Hay cosas que podemos permitirnos olvidar. Pero otras, merecen un esfuerzo especial para recordarlas. Y no solo con la cabeza, sino con el corazón. En Amigo de ese ser supremo en el cual crees y confías (https://amigodeesegransersupremo.blogspot.com/), he reflexionado más de una vez sobre cómo también olvidamos hablar con Dios, cuando creemos que podemos solos. Nos desconectamos. Dejamos pasar días, semanas, y luego volvemos con el corazón roto a pedir dirección. ¿Y sabes qué es lo hermoso? Que el amor divino no tiene curva del olvido. Ahí sí que no hay decremento. Él siempre recuerda.

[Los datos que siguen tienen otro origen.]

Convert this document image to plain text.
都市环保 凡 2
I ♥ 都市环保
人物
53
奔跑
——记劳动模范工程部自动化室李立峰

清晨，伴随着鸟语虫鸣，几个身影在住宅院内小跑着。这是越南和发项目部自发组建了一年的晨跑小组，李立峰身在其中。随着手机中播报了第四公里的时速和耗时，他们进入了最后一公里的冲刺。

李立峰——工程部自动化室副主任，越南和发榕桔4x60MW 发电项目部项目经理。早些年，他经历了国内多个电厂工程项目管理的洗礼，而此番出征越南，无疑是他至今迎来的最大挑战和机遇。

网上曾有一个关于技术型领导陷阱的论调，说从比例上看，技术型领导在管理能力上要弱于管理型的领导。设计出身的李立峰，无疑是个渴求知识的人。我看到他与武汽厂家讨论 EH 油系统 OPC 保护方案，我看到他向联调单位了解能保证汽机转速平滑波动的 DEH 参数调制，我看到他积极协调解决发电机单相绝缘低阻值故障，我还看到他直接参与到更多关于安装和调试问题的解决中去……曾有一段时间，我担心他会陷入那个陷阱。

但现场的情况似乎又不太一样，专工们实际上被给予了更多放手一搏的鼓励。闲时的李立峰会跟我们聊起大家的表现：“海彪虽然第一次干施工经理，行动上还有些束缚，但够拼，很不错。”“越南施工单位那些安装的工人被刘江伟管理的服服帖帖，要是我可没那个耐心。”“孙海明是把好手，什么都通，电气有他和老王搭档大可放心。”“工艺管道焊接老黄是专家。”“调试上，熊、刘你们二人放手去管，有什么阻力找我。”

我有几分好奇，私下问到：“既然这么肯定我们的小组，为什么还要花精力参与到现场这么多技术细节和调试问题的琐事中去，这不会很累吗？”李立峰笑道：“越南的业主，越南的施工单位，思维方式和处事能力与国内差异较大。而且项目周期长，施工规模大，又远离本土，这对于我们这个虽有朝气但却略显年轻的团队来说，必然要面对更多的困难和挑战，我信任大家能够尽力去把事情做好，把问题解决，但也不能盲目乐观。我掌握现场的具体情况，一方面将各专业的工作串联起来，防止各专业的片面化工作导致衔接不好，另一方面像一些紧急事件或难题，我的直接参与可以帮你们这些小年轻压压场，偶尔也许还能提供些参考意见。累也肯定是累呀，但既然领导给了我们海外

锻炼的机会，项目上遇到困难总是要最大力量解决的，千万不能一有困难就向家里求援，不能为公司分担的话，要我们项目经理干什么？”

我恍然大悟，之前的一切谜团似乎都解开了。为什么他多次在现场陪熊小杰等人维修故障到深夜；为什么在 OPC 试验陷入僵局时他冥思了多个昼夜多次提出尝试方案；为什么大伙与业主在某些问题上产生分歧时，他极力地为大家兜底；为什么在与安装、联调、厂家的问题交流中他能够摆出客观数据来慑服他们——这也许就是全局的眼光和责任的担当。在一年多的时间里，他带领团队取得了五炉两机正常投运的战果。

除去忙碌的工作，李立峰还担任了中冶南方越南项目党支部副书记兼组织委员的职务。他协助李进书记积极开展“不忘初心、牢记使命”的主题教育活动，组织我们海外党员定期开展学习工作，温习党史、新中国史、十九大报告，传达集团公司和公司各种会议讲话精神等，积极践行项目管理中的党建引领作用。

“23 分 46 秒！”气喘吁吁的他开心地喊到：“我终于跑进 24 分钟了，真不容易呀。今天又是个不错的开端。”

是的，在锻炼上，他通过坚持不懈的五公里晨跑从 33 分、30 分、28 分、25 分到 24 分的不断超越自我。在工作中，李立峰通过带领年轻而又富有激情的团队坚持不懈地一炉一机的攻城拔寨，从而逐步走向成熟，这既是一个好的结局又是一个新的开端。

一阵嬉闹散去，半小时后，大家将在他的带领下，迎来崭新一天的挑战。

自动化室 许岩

Quizás este blog sea una forma de recordar. Para ti, para mí. Una forma de dejar constancia. Una pausa entre tanta notificación para mirar hacia adentro y preguntarnos: ¿Qué de lo que he vivido merece ser recordado? ¿Qué puedo hacer para no olvidarlo?
Escribir, compartir, orar, conversar… todo eso ayuda. Y sí, hay tecnología que también puede servir. Pero lo que más nos ayuda a recordar, creo yo, es cuando algo nos toca tan profundo que se vuelve parte de nosotros.
Hoy, más que nunca, el mundo necesita jóvenes que no olviden su esencia. Que no olviden su origen, su propósito, ni su voz. Porque la sociedad está llena de ruido, de infoxicación, de memoria fragmentada. Pero también está llena de oportunidades para dejar huella, para hacer que cada experiencia valga y que el olvido no sea más fuerte que el sentido.